The difference between paying lip service to these ideals and practicing them is profound. If you advocate high ideals and actions to others but do not embody them yourself, your influence will disintegrate for lack of a proper foundation. Therefore, in order to inspire superior qualities in others, you must first instill them in yourself.
Concentrate not upon influencing others or external events but upon strengthening your inner devotion to proper principles. When modesty, acceptance, equanimity, and gentleness become deeply ingrained in your character, they will flow steadily out from from you.
Soon you will find yourself enmeshed in a web of healthy relationships, and in this there is great good fortune.
The image of this hexagram is that of a gentle wind dispersing storm clouds. A wind that changes direction often, even a very powerful one, will disperse nothing—it only stirs up the sky. The wind that causes real change is the one that blows consistently in the same direction. There is an important lesson for us in this example.
When faced with a difficult problem to resolve or a goal we wish to achieve, we often are tempted to take striking and energetic actions. Though it is possible to achieve temporary results in this fashion, they tend to collapse when we cannot sustain the vigorous effort. More enduring accomplishments are won through gentle but ceaseless penetration, like that of a soft wind blowing steadily in the same direction. The truth of the Sage penetrates to us in this way, and this hexagram comes now to remind you that this is how you should seek to penetrate others.
The advice given to you by the I Ching is threefold.
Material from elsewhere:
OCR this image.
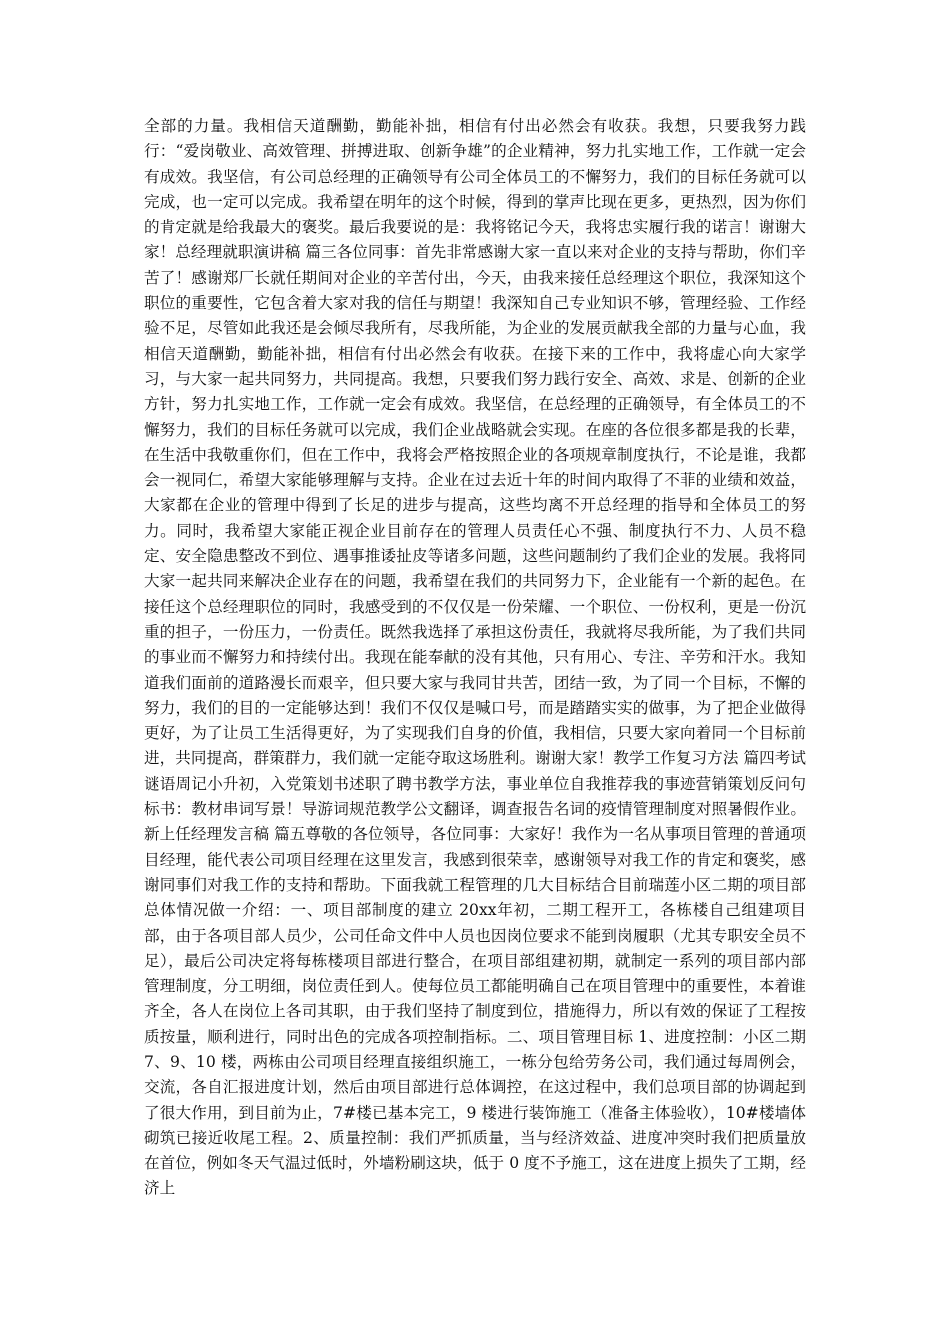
全部的力量。我相信天道酬勤，勤能补拙，相信有付出必然会有收获。我想，只要我努力践行：“爱岗敬业、高效管理、拼搏进取、创新争雄”的企业精神，努力扎实地工作，工作就一定会有成效。我坚信，有公司总经理的正确领导有公司全体员工的不懈努力，我们的目标任务就可以完成，也一定可以完成。我希望在明年的这个时候，得到的掌声比现在更多，更热烈，因为你们的肯定就是给我最大的褒奖。最后我要说的是：我将铭记今天，我将忠实履行我的诺言！谢谢大家！总经理就职演讲稿 篇三各位同事：首先非常感谢大家一直以来对企业的支持与帮助，你们辛苦了！感谢郑厂长就任期间对企业的辛苦付出，今天，由我来接任总经理这个职位，我深知这个职位的重要性，它包含着大家对我的信任与期望！我深知自己专业知识不够，管理经验、工作经验不足，尽管如此我还是会倾尽我所有，尽我所能，为企业的发展贡献我全部的力量与心血，我相信天道酬勤，勤能补拙，相信有付出必然会有收获。在接下来的工作中，我将虚心向大家学习，与大家一起共同努力，共同提高。我想，只要我们努力践行安全、高效、求是、创新的企业方针，努力扎实地工作，工作就一定会有成效。我坚信，在总经理的正确领导，有全体员工的不懈努力，我们的目标任务就可以完成，我们企业战略就会实现。在座的各位很多都是我的长辈，在生活中我敬重你们，但在工作中，我将会严格按照企业的各项规章制度执行，不论是谁，我都会一视同仁，希望大家能够理解与支持。企业在过去近十年的时间内取得了不菲的业绩和效益，大家都在企业的管理中得到了长足的进步与提高，这些均离不开总经理的指导和全体员工的努力。同时，我希望大家能正视企业目前存在的管理人员责任心不强、制度执行不力、人员不稳定、安全隐患整改不到位、遇事推诿扯皮等诸多问题，这些问题制约了我们企业的发展。我将同大家一起共同来解决企业存在的问题，我希望在我们的共同努力下，企业能有一个新的起色。在接任这个总经理职位的同时，我感受到的不仅仅是一份荣耀、一个职位、一份权利，更是一份沉重的担子，一份压力，一份责任。既然我选择了承担这份责任，我就将尽我所能，为了我们共同的事业而不懈努力和持续付出。我现在能奉献的没有其他，只有用心、专注、辛劳和汗水。我知道我们面前的道路漫长而艰辛，但只要大家与我同甘共苦，团结一致，为了同一个目标，不懈的努力，我们的目的一定能够达到！我们不仅仅是喊口号，而是踏踏实实的做事，为了把企业做得更好，为了让员工生活得更好，为了实现我们自身的价值，我相信，只要大家向着同一个目标前进，共同提高，群策群力，我们就一定能夺取这场胜利。谢谢大家！教学工作复习方法 篇四考试谜语周记小升初，入党策划书述职了聘书教学方法，事业单位自我推荐我的事迹营销策划反问句标书：教材串词写景！导游词规范教学公文翻译，调查报告名词的疫情管理制度对照暑假作业。新上任经理发言稿 篇五尊敬的各位领导，各位同事：大家好！我作为一名从事项目管理的普通项目经理，能代表公司项目经理在这里发言，我感到很荣幸，感谢领导对我工作的肯定和褒奖，感谢同事们对我工作的支持和帮助。下面我就工程管理的几大目标结合目前瑞莲小区二期的项目部总体情况做一介绍：一、项目部制度的建立 20xx年初，二期工程开工，各栋楼自己组建项目部，由于各项目部人员少，公司任命文件中人员也因岗位要求不能到岗履职（尤其专职安全员不足），最后公司决定将每栋楼项目部进行整合，在项目部组建初期，就制定一系列的项目部内部管理制度，分工明细，岗位责任到人。使每位员工都能明确自己在项目管理中的重要性，本着谁齐全，各人在岗位上各司其职，由于我们坚持了制度到位，措施得力，所以有效的保证了工程按质按量，顺利进行，同时出色的完成各项控制指标。二、项目管理目标 1、进度控制：小区二期 7、9、10 楼，两栋由公司项目经理直接组织施工，一栋分包给劳务公司，我们通过每周例会，交流，各自汇报进度计划，然后由项目部进行总体调控，在这过程中，我们总项目部的协调起到了很大作用，到目前为止，7#楼已基本完工，9 楼进行装饰施工（准备主体验收），10#楼墙体砌筑已接近收尾工程。2、质量控制：我们严抓质量，当与经济效益、进度冲突时我们把质量放在首位，例如冬天气温过低时，外墙粉刷这块，低于 0 度不予施工，这在进度上损失了工期，经济上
First, establish a clear goal; the wind that continually changes direction has no real effect. Second, apply the principle of gentle penetration to yourself; by eliminating your own inferior qualities you earn an influence over others. Third, avoid aggressive or ambitious maneuvers now; these are rooted in desire and fear and will only serve to block the aid of the Creative. The desirable influence is the one that flows naturally from maintaining a proper attitude.
In your interactions with others, bend like the willow. By remaining adaptable, balanced, accepting, and independent, and by steadily moving in a single direction, you gain the clarity and strength that make possible a series of great successes.